PolitiFact found in February that the 9th Circuit does have a higher than average reversal rate of 79 percent, which is the third highest of all circuit appeals courts in the country.

But PolitiFact said that it would be unfair to criticize the quality of the 9th Circuit's decisions because of how big it is — covering the western United States, as well as Alaska and Hawaii — and the fact that a small handful of its cases actually reach the Supreme Court.

For instance, the 9th Circuit saw 12,000 cases filed in the year leading up to March 31, 2015. The Supreme Court heard just 11 cases from the 9th Circuit that same year, PolitiFact said, and overturned eight of them.

Orrick's ruling on Tuesday knocks down Trump's Jan. 25 order that cities that shield undocumented immigrants from federal authorities would become ineligible to receive federal grants. The nationwide injunction was in response to a lawsuit filed by San Francisco and nearby Santa Clara County.

White House Press Secretary Sean Spicer on Tuesday blasted the "single district judge" for wanting to override the administration's immigration policy for the entire country.

"San Francisco, and cities like it, are putting the well-being of criminal aliens before the safety of our citizens, and those city officials who authored these policies have the blood of dead Americans on their hands," Spicer said in a statement.

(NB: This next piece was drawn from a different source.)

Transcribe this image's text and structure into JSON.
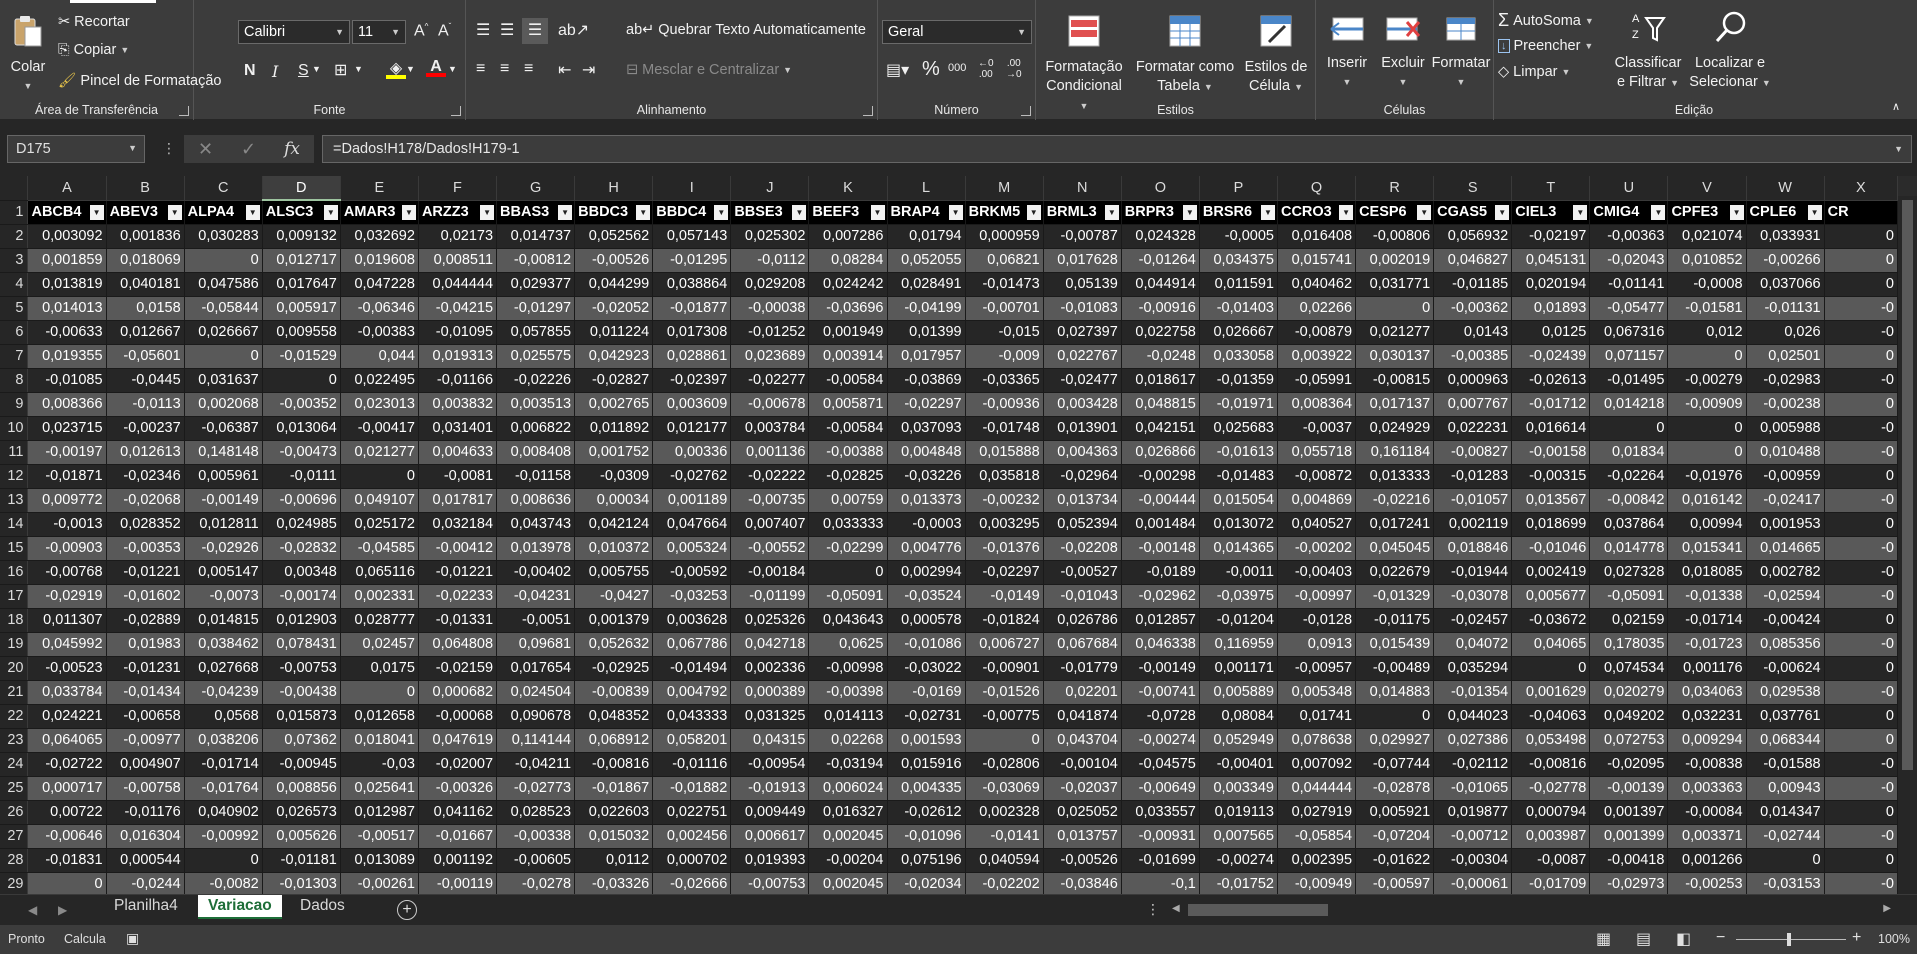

The 9th Circuit, meanwhile, is set to hear the Trump administration's appeal in May of his so-called travel ban — a revised executive order that blocks certain travelers from six Muslim-majority nations. That order had been halted by a federal judge in Hawaii, which prompted Attorney General Jeff Sessions to say last week that he was "amazed that a judge sitting on an island in the Pacific can issue an order that stops the President of the United States from what appears to be clearly his statutory and Constitutional power."

After the backlash, Sessions chuckled on ABC's "This Week," saying, "Nobody has a sense of humor anymore."